Gli accadimenti dell'ultima settimana lasciano molte perplessità nell'opinione pubblica libanese. E' forse giunto il momento di mettere Hezbollah davanti alle proprie responsabilità. Dopo essersi conquistato grandi consensi ai tempi della guerra estiva contro Israele, due anni fa, il movimento sciita potrebbe ora perdere appeal. L'invasione e l'occupazione di Beirut contraddice la solenne promessa di Hezbollah di non usare le armi contro i propri connazionali libanesi. L'esercito del Libano non è esente da colpe, essendosi mostrato restio ad intervenire in modo deciso in questi giorni di scontri e tensioni. Intanto aumentano le possibilità che i militanti islamisti sunniti prendano le armi per contrastare le manovre aggressive degli sciiti di Hezbollah. Anche per evitare questo ulteriore effetto collaterale, l'esercito deve riprendere il controllo della situazione e ridurre la libertà di manovra di Hezbollah. Il disarmo degli uomini di Hassan Nasrallah è l'unica prospettiva realistica per ridare stabilità al Paese.

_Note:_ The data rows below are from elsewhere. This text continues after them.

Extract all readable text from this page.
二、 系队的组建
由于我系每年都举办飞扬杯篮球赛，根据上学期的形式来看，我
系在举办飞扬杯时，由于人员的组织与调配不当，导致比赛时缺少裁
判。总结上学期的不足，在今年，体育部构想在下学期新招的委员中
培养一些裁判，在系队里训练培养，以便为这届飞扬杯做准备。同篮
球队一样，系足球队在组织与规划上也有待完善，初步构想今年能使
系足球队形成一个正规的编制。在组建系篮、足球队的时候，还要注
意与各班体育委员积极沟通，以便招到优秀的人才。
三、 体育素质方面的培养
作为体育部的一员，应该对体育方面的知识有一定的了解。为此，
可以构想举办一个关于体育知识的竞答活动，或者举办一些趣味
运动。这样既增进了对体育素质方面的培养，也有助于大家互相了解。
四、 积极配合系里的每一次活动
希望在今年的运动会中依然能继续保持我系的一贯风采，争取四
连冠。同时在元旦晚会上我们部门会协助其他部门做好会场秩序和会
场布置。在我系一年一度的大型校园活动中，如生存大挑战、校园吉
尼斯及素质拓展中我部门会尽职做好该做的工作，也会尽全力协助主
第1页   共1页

Sheik Yazeeb Khader, giornalista ed attivista politico di Hamas, ha una teoria ben precisa su quanto sta accadendo negli ultimi mesi in Medio Oriente e la espone al Washington Times. L'azione di forza di Hezbollah in Libano è il proseguimento logico di un inevitabile processo politico-strategico che, iniziato con la presa di Gaza da parte di Hamas lo scorso anno, continuerà implacabilmente nei prossimi mesi e anni in Egitto e Giordania. Ossia, la graduale affermazione delle componenti islamiste nella regione ai danni dei regimi appoggiati dagli Stati Uniti d'America. I regimi cosiddetti moderati avrebbero i giorni contati, poiché il sempre più solido connubio Hamas-Iran-Hezbollah starebbe a dimostrare l'affievolimento delle divisioni fra sciiti e sunniti in nome della lotta comune per la presa del potere nell'area.

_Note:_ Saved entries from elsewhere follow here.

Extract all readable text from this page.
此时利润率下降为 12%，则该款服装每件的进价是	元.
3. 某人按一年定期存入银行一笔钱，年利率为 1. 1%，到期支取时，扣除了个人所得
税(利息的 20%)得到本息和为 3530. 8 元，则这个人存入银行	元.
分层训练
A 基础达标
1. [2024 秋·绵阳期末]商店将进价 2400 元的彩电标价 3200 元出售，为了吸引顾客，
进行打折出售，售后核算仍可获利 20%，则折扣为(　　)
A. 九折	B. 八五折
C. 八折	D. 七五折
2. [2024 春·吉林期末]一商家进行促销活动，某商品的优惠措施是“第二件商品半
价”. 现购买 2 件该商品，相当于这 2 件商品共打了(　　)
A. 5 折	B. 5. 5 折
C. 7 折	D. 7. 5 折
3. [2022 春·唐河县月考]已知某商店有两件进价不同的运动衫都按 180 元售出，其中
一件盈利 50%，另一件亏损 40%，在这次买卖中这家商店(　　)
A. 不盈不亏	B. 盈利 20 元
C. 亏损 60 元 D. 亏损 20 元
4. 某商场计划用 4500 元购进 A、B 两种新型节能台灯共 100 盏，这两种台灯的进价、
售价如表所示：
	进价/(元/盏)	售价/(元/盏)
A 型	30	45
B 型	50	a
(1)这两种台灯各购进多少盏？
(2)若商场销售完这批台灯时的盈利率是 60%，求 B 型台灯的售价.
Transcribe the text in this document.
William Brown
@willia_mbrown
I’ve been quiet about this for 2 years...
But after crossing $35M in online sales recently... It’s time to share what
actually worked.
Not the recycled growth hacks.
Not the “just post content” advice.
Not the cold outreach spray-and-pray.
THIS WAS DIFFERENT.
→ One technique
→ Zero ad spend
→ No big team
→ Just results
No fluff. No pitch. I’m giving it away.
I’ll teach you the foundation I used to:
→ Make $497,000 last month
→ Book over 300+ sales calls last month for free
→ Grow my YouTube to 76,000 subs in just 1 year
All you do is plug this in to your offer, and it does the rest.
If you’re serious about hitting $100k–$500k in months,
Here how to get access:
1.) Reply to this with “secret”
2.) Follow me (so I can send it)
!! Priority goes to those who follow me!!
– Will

Israele sopravviverà altri sessant'anni? Probabilmente sì, ma non come Stato ebraico. Non è realistico pensarlo e gli stessi israeliani dovrebbero definitivamente abbandonare la tentazione di caratterizzarsi in senso prevalentemente etnico e considerarsi pienamente acquisiti alla civiltà occidentale. L'anti-semitismo non può essere considerata una minaccia che interessi soltanto Israele. La giudeo-fobia è un inquietante sintomo dell'imbarbarimento di una nazione ed un sintomo del suo declino e crollo, come dimostrano gli esempi della Spagna Cattolica del sedicesimo secolo e della Germania nazista. Gli strali deliranti dell'Iran e la deriva radicale di una parte del nazionalismo arabo-palestinese, oltre ad inquietare il mondo, dovrebbero indurre Israele a liberarsi dalla sua residua diffidenza ed a completare il processo di affiliazione alla comunità euro-atlantica. L'arroccamento alla sua specificità ebraica, alla lunga, potrebbe diventare anacronistico e pericoloso.

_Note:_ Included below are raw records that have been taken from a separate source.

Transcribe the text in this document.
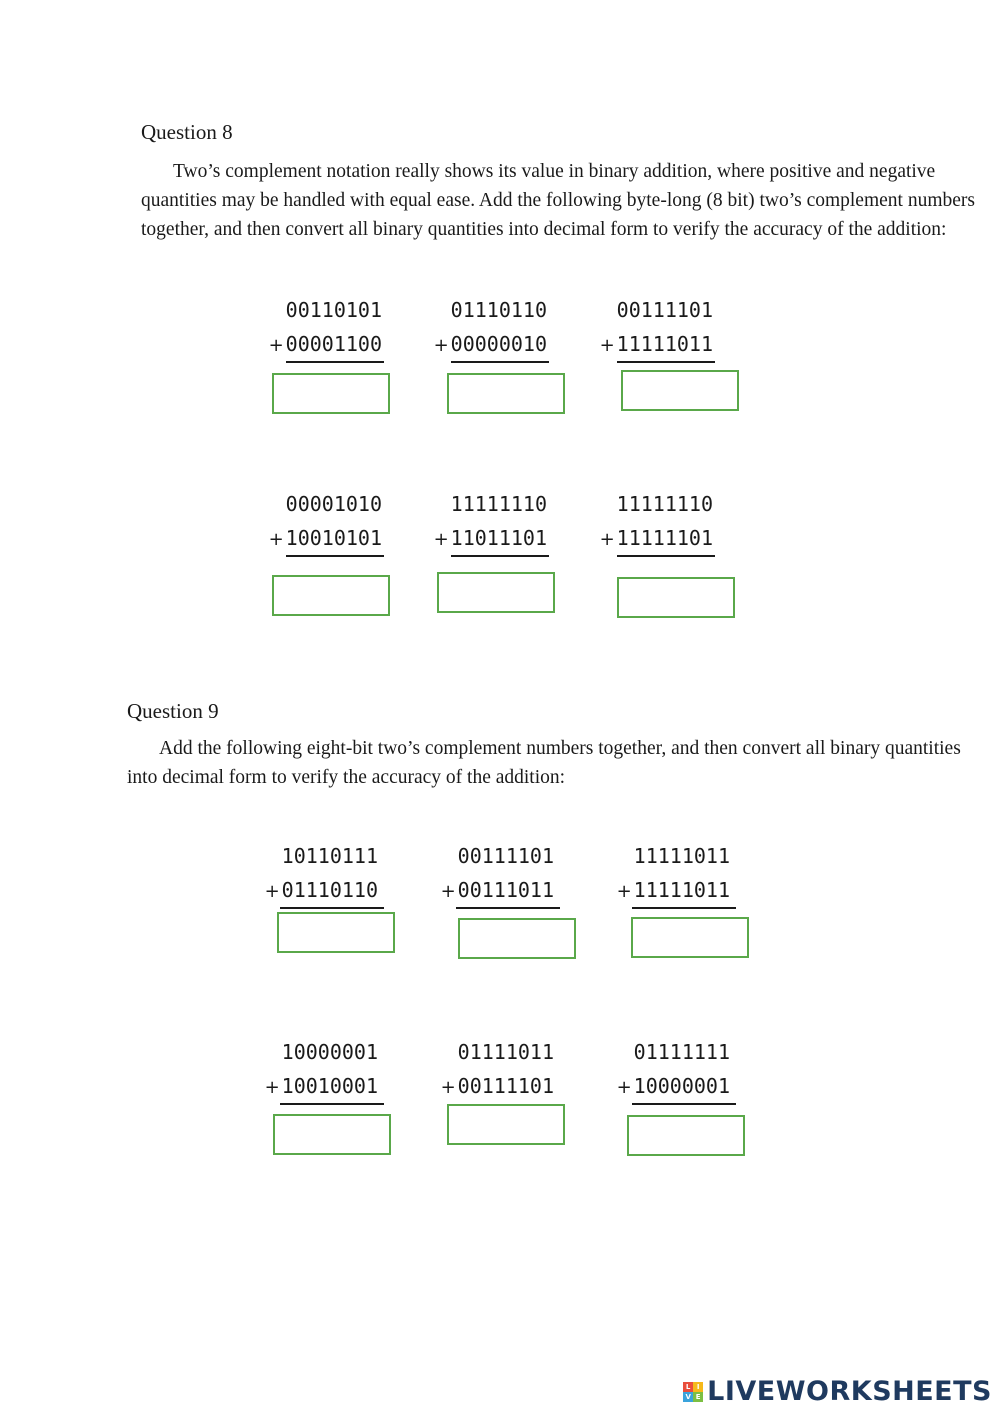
Question 8
Two’s complement notation really shows its value in binary addition, where positive and negative
quantities may be handled with equal ease. Add the following byte-long (8 bit) two’s complement numbers
together, and then convert all binary quantities into decimal form to verify the accuracy of the addition:
00110101
+ 00001100
01110110
+ 00000010
00111101
+ 11111011
00001010
+ 10010101
11111110
+ 11011101
11111110
+ 11111101
Question 9
Add the following eight-bit two’s complement numbers together, and then convert all binary quantities
into decimal form to verify the accuracy of the addition:
10110111
+ 01110110
00111101
+ 00111011
11111011
+ 11111011
10000001
+ 10010001
01111011
+ 00111101
01111111
+ 10000001
L I
V E LIVEWORKSHEETS
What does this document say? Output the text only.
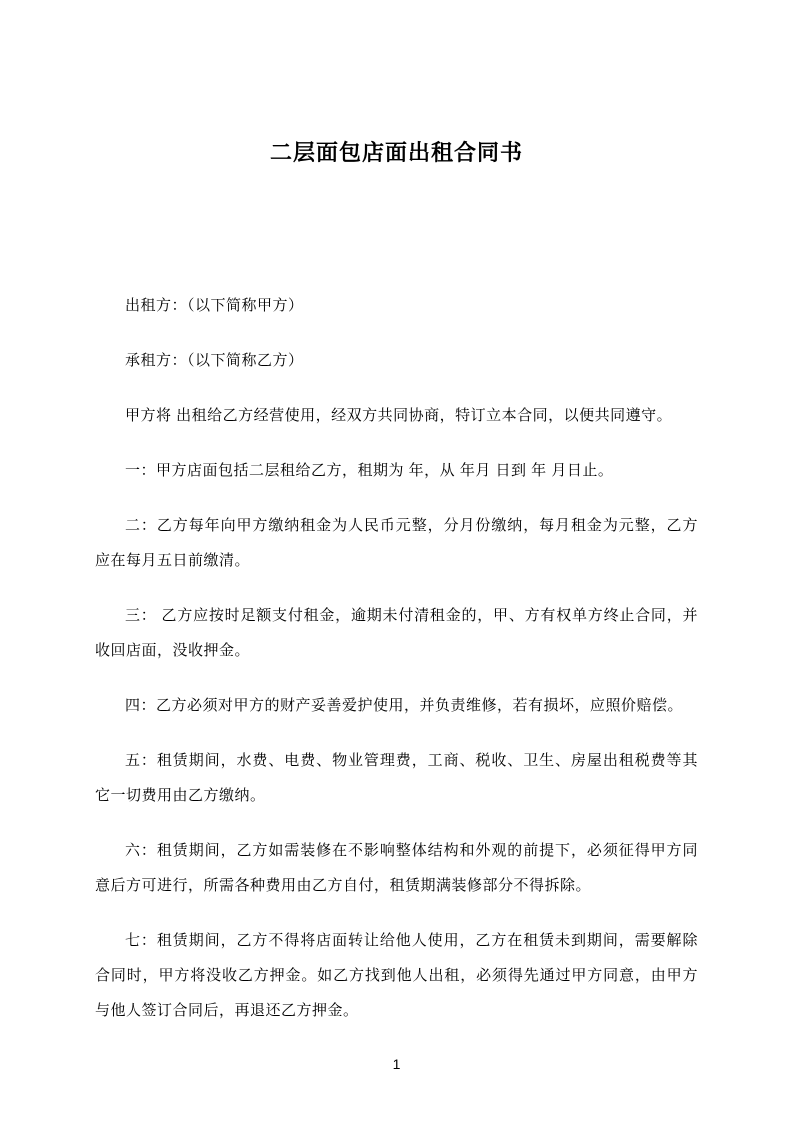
二层面包店面出租合同书

出租方：（以下简称甲方）

承租方：（以下简称乙方）

甲方将 出租给乙方经营使用，经双方共同协商，特订立本合同，以便共同遵守。

一：甲方店面包括二层租给乙方，租期为 年，从 年月 日到 年 月日止。

二：乙方每年向甲方缴纳租金为人民币元整，分月份缴纳，每月租金为元整，乙方应在每月五日前缴清。

三： 乙方应按时足额支付租金，逾期未付清租金的，甲、方有权单方终止合同，并收回店面，没收押金。

四：乙方必须对甲方的财产妥善爱护使用，并负责维修，若有损坏，应照价赔偿。

五：租赁期间，水费、电费、物业管理费，工商、税收、卫生、房屋出租税费等其它一切费用由乙方缴纳。

六：租赁期间，乙方如需装修在不影响整体结构和外观的前提下，必须征得甲方同意后方可进行，所需各种费用由乙方自付，租赁期满装修部分不得拆除。

七：租赁期间，乙方不得将店面转让给他人使用，乙方在租赁未到期间，需要解除合同时，甲方将没收乙方押金。如乙方找到他人出租，必须得先通过甲方同意，由甲方与他人签订合同后，再退还乙方押金。

1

Per Jimmy Carter, “è tempo che in Europa, in Usa, in Israele si levi la condanna contro la tragedia dei diritti dell'uomo inflitta al popolo palestinese.” Al ritorno da un viaggio in Medio Oriente compiuto per conto della Fondazione che porta il suo nome, The Carter Center, l'ex Presidente degli Stati Uniti denuncia al mondo la situazione di privazione dei diritti umani cui è soggetta la popolazione di Gaza.